Git Product home page Git Product logo

cvmfs-server-scraper's Introduction

CVMFS server scraper and prometheus exporter

This tool scrapes the public metadata sources from set of stratum0 and stratum1 servers. It grabs:

- cvmfs/info/v1/repositories.json 

And then for every repo it finds (that it's not told to ignore), it grabs:

- cvmfs/<repo>/.cvmfs_status.json
- cvmfs/<repo>/.cvmfspublished

Installation

pip install cvmfs-server-scraper

Usage

#!/usr/bin/env python3

import logging
from cvmfsscraper import scrape, scrape_server, set_log_level

# server = scrape_server("aws-eu-west1.stratum1.cvmfs.eessi-infra.org")

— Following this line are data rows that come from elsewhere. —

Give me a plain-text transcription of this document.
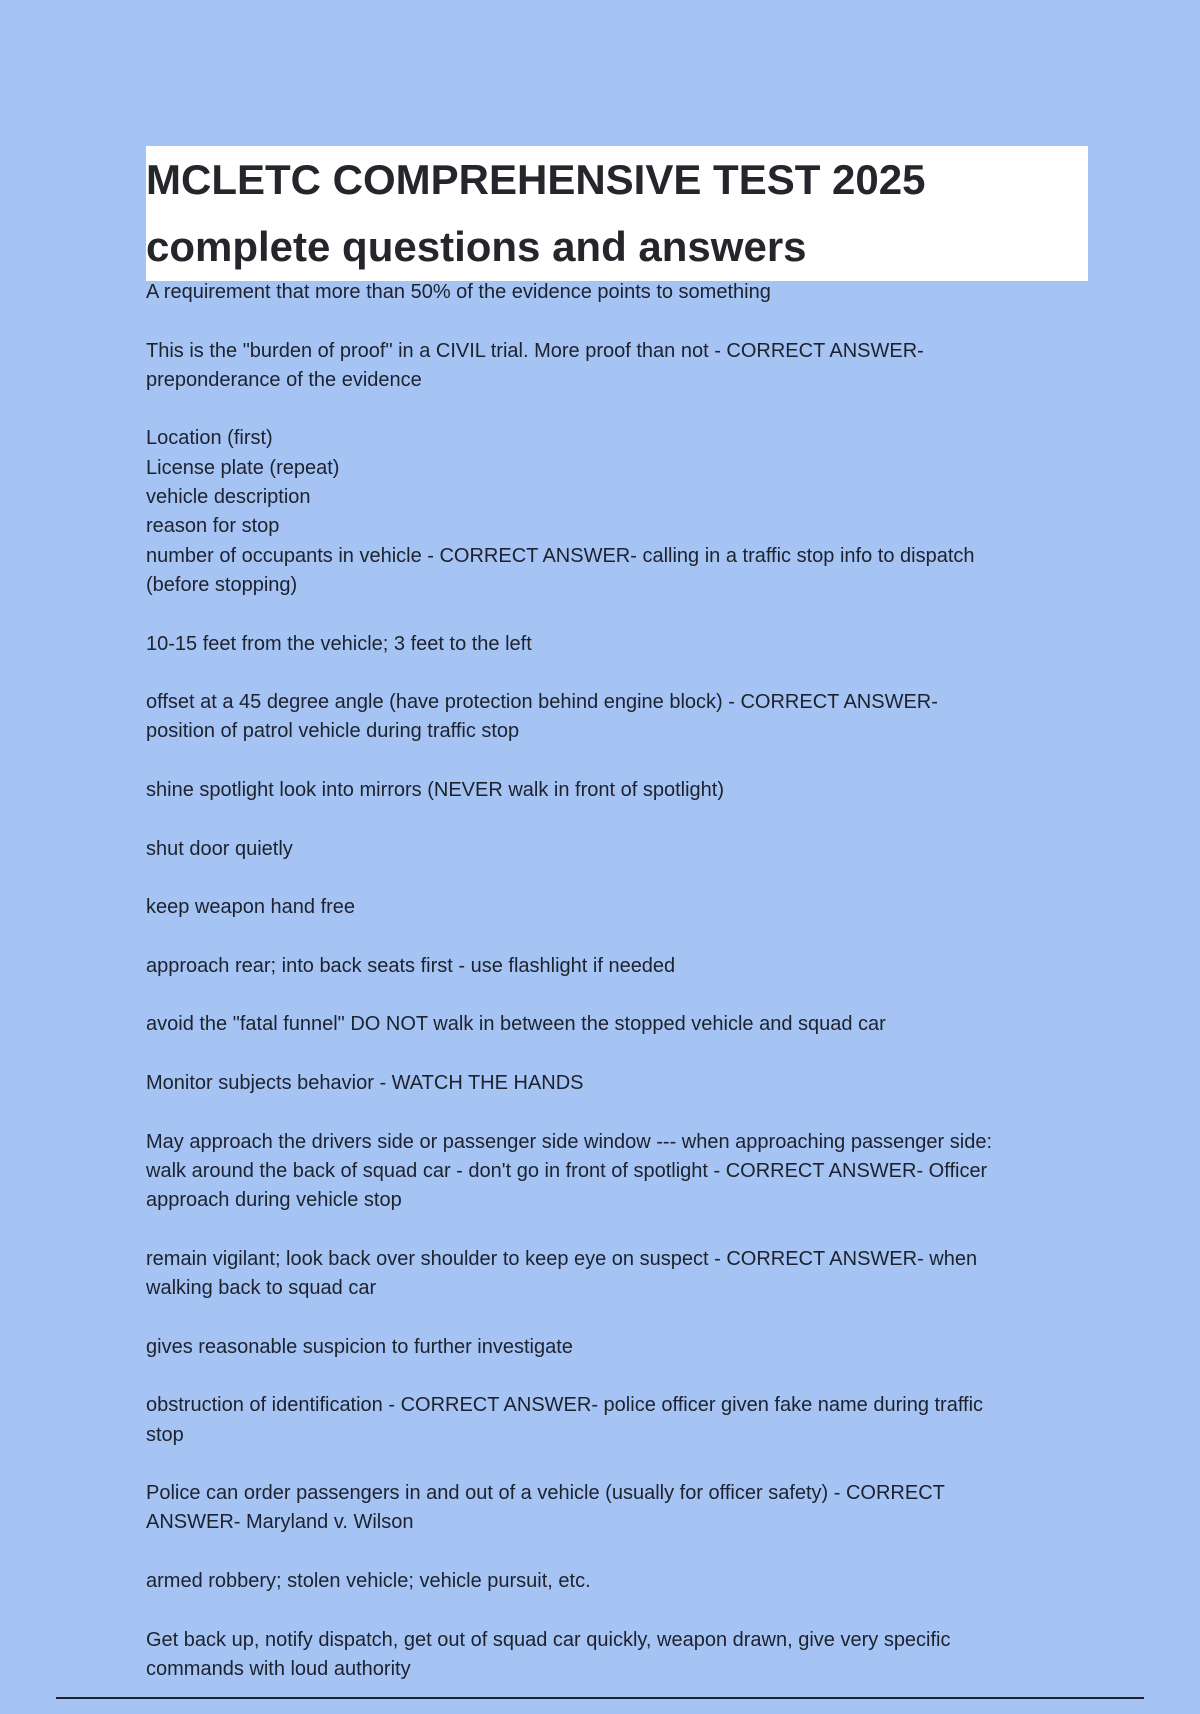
MCLETC COMPREHENSIVE TEST 2025
complete questions and answers
A requirement that more than 50% of the evidence points to something
This is the "burden of proof" in a CIVIL trial. More proof than not - CORRECT ANSWER-
preponderance of the evidence
Location (first)
License plate (repeat)
vehicle description
reason for stop
number of occupants in vehicle - CORRECT ANSWER- calling in a traffic stop info to dispatch
(before stopping)
10-15 feet from the vehicle; 3 feet to the left
offset at a 45 degree angle (have protection behind engine block) - CORRECT ANSWER-
position of patrol vehicle during traffic stop
shine spotlight look into mirrors (NEVER walk in front of spotlight)
shut door quietly
keep weapon hand free
approach rear; into back seats first - use flashlight if needed
avoid the "fatal funnel" DO NOT walk in between the stopped vehicle and squad car
Monitor subjects behavior - WATCH THE HANDS
May approach the drivers side or passenger side window --- when approaching passenger side:
walk around the back of squad car - don't go in front of spotlight - CORRECT ANSWER- Officer
approach during vehicle stop
remain vigilant; look back over shoulder to keep eye on suspect - CORRECT ANSWER- when
walking back to squad car
gives reasonable suspicion to further investigate
obstruction of identification - CORRECT ANSWER- police officer given fake name during traffic
stop
Police can order passengers in and out of a vehicle (usually for officer safety) - CORRECT
ANSWER- Maryland v. Wilson
armed robbery; stolen vehicle; vehicle pursuit, etc.
Get back up, notify dispatch, get out of squad car quickly, weapon drawn, give very specific
commands with loud authority
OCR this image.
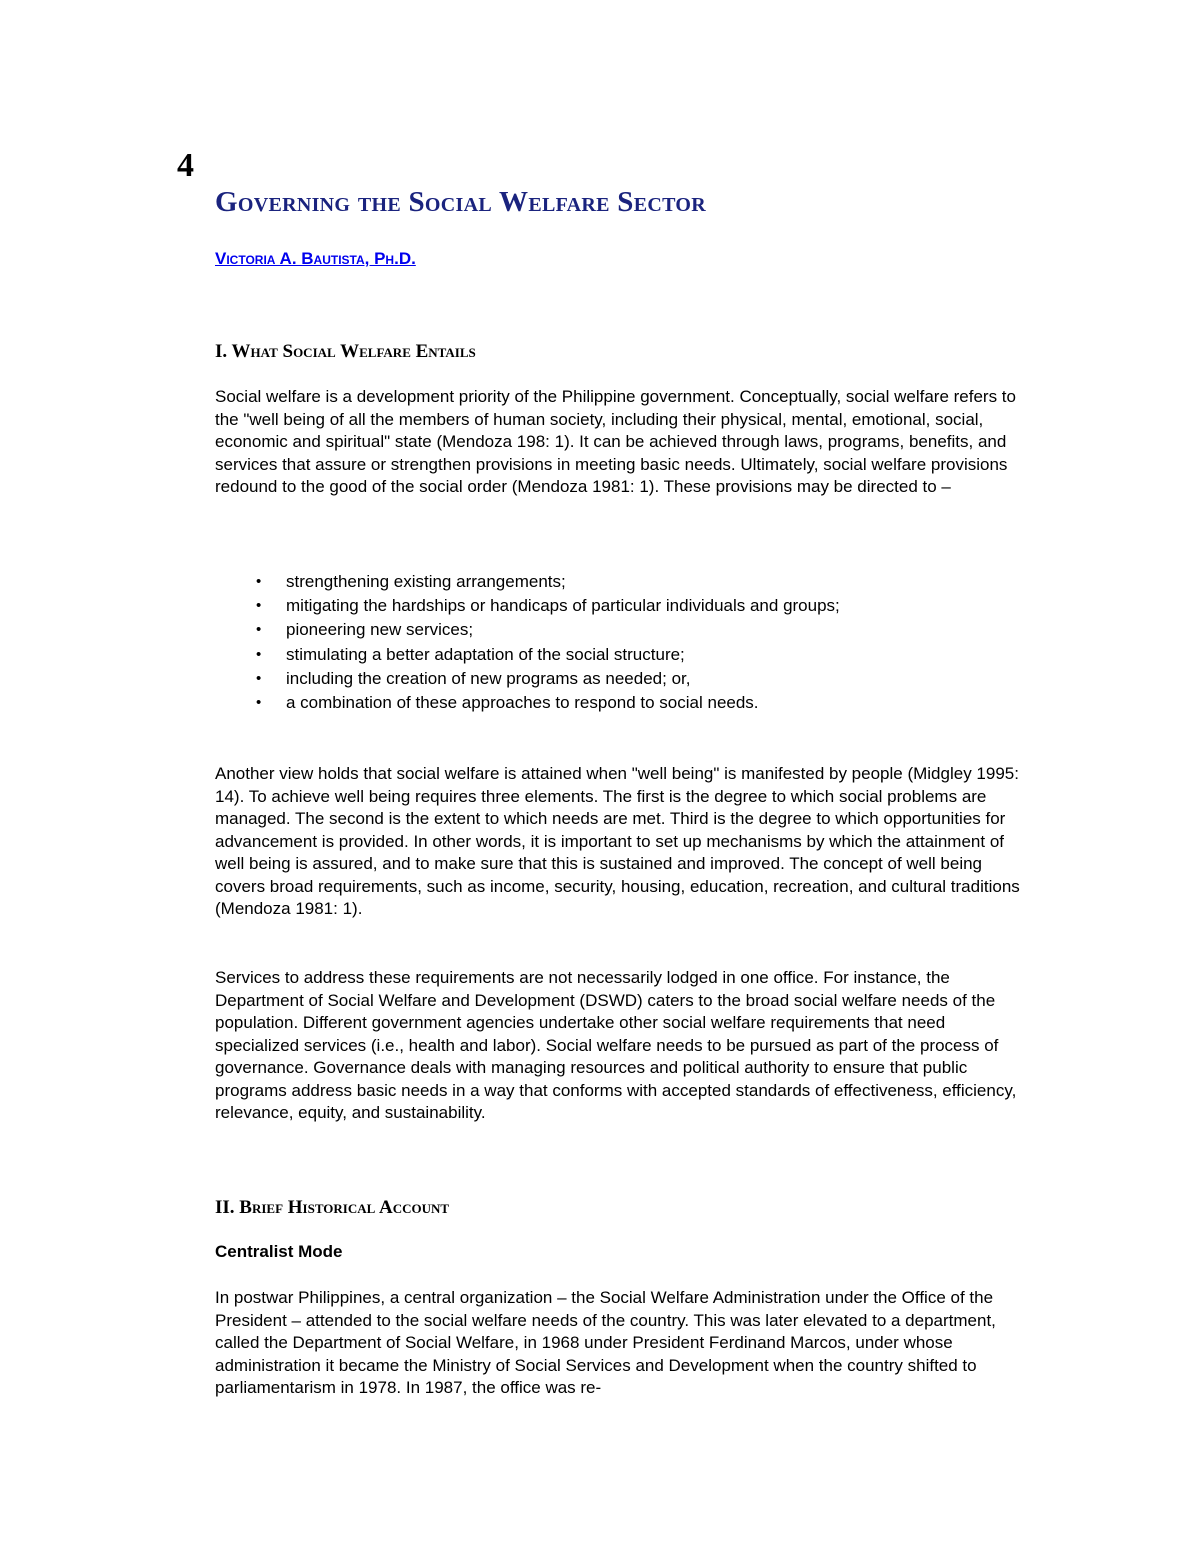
4
Governing the Social Welfare Sector
Victoria A. Bautista, Ph.D.
I. What Social Welfare Entails

Social welfare is a development priority of the Philippine government. Conceptually, social welfare refers to the "well being of all the members of human society, including their physical, mental, emotional, social, economic and spiritual" state (Mendoza 198: 1). It can be achieved through laws, programs, benefits, and services that assure or strengthen provisions in meeting basic needs. Ultimately, social welfare provisions redound to the good of the social order (Mendoza 1981: 1). These provisions may be directed to –

• strengthening existing arrangements;
• mitigating the hardships or handicaps of particular individuals and groups;
• pioneering new services;
• stimulating a better adaptation of the social structure;
• including the creation of new programs as needed; or,
• a combination of these approaches to respond to social needs.

Another view holds that social welfare is attained when "well being" is manifested by people (Midgley 1995: 14). To achieve well being requires three elements. The first is the degree to which social problems are managed. The second is the extent to which needs are met. Third is the degree to which opportunities for advancement is provided. In other words, it is important to set up mechanisms by which the attainment of well being is assured, and to make sure that this is sustained and improved. The concept of well being covers broad requirements, such as income, security, housing, education, recreation, and cultural traditions (Mendoza 1981: 1).

Services to address these requirements are not necessarily lodged in one office. For instance, the Department of Social Welfare and Development (DSWD) caters to the broad social welfare needs of the population. Different government agencies undertake other social welfare requirements that need specialized services (i.e., health and labor). Social welfare needs to be pursued as part of the process of governance. Governance deals with managing resources and political authority to ensure that public programs address basic needs in a way that conforms with accepted standards of effectiveness, efficiency, relevance, equity, and sustainability.

II. Brief Historical Account
Centralist Mode

In postwar Philippines, a central organization – the Social Welfare Administration under the Office of the President – attended to the social welfare needs of the country. This was later elevated to a department, called the Department of Social Welfare, in 1968 under President Ferdinand Marcos, under whose administration it became the Ministry of Social Services and Development when the country shifted to parliamentarism in 1978. In 1987, the office was re-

set_log_level(logging.DEBUG)

servers = scrape(
    stratum0_servers=[
        "stratum0.tld",
    ],
    stratum1_servers=[
        "stratum1-no.tld",
        "stratum1-au.tld",
    ],
    repos=[],
    ignore_repos=[],
)

# Note that the order of servers is undefined.
print(servers[0])

for repo in servers[0].repositories:
    print("Repo: " + repo.name )
    print("Root size: " + repo.root_size)
    print("Revision: " + repo.revision)
    print("Revision timestamp: " + repo.revision_timestamp)
    print("Last snapshot: " + str(repo.last_snapshot))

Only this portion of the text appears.